On Wednesday, July 25, we announced the 31st consecutive increase in our quarterly distribution to $0.91 per unit, which is a 5% increase over the $0.865 per unit we declared for 2011 second quarter. Our distributable cash flow for the quarter ended June 30 was $34.5 million, up $13.1 million from the same period the previous year. Net income for the second quarter was $23.2 million versus $19 million for the same period in 2011. And the drivers of increased distributable cash flow and net income compared to the year-ago period are basically the same, the financial contribution of the assets that HEP acquired from HollyFrontier in November 2011, increased pipeline volumes and annual tariff increases.

As a reminder, the majority of HEP's revenues and, therefore, income and DCF are supported by minimum commitments from our major customers. These commitments as of June 30, 2012, totaled approximately $220 million per year or about $55 million per quarter and amount to 85% to 90% of our total revenue.

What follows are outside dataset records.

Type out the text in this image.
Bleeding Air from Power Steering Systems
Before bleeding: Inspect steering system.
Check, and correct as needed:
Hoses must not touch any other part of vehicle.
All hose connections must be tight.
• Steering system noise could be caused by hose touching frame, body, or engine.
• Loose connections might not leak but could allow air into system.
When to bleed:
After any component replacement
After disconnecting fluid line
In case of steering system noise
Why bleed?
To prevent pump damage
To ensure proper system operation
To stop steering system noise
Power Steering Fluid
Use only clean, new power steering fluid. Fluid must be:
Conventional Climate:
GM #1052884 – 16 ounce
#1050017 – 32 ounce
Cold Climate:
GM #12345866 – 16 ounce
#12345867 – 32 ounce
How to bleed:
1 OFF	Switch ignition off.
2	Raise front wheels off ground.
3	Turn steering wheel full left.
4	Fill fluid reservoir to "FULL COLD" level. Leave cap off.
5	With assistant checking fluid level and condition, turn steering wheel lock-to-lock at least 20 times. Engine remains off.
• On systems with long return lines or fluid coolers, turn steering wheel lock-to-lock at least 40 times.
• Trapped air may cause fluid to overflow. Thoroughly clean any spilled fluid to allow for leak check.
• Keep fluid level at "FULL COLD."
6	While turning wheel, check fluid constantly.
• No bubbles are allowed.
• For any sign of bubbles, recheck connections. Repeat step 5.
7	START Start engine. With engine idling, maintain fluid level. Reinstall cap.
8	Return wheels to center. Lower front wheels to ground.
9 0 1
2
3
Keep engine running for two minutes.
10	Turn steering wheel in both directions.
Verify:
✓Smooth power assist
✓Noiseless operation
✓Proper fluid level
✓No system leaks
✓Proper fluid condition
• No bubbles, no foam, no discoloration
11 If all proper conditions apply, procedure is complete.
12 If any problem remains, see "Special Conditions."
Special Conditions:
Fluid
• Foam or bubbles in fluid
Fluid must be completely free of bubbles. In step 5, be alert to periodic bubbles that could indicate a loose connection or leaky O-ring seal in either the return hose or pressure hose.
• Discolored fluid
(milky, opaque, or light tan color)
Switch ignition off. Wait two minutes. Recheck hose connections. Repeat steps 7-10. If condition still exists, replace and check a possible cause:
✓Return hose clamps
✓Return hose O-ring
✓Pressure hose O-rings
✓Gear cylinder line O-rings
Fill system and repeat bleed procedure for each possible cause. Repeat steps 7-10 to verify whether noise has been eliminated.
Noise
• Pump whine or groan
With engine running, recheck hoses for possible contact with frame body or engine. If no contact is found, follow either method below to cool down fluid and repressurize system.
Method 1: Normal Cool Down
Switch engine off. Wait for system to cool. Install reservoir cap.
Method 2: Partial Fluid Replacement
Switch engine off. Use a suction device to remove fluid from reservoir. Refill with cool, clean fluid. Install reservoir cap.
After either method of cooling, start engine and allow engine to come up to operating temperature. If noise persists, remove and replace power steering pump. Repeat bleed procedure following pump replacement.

Operating expenses of approximately $17.9 million for the quarter were higher than 2011 second quarter amount of $14.4 million, primarily due to the inclusion of operating cost associated with our recently acquired assets serving HollyFrontier's El Dorado and Cheyenne Refineries and year-over-year increases in maintenance service, payroll and power costs. G&A expenses of $2.5 million for the quarter were higher than the previous year's second quarter number and a bit higher than our typical quarterly run rate, primarily due to transaction expenses related to the UNEV acquisition, which was announced June 28.

Now I'll cover a few details relating to shortfalls billed and deferred revenue recognized during the quarter. As a reminder, the payments we received from HollyFrontier and Alon for quarterly shortfall billings under their minimum commitments are included in distributable cash flow in the current accounting period but classified as deferred revenues, so not recorded as revenue on our income statement until such time as they can be recognized. Deferred revenue recognition results from shortfall billings in prior quarters for which clawback rights either are uses or expire.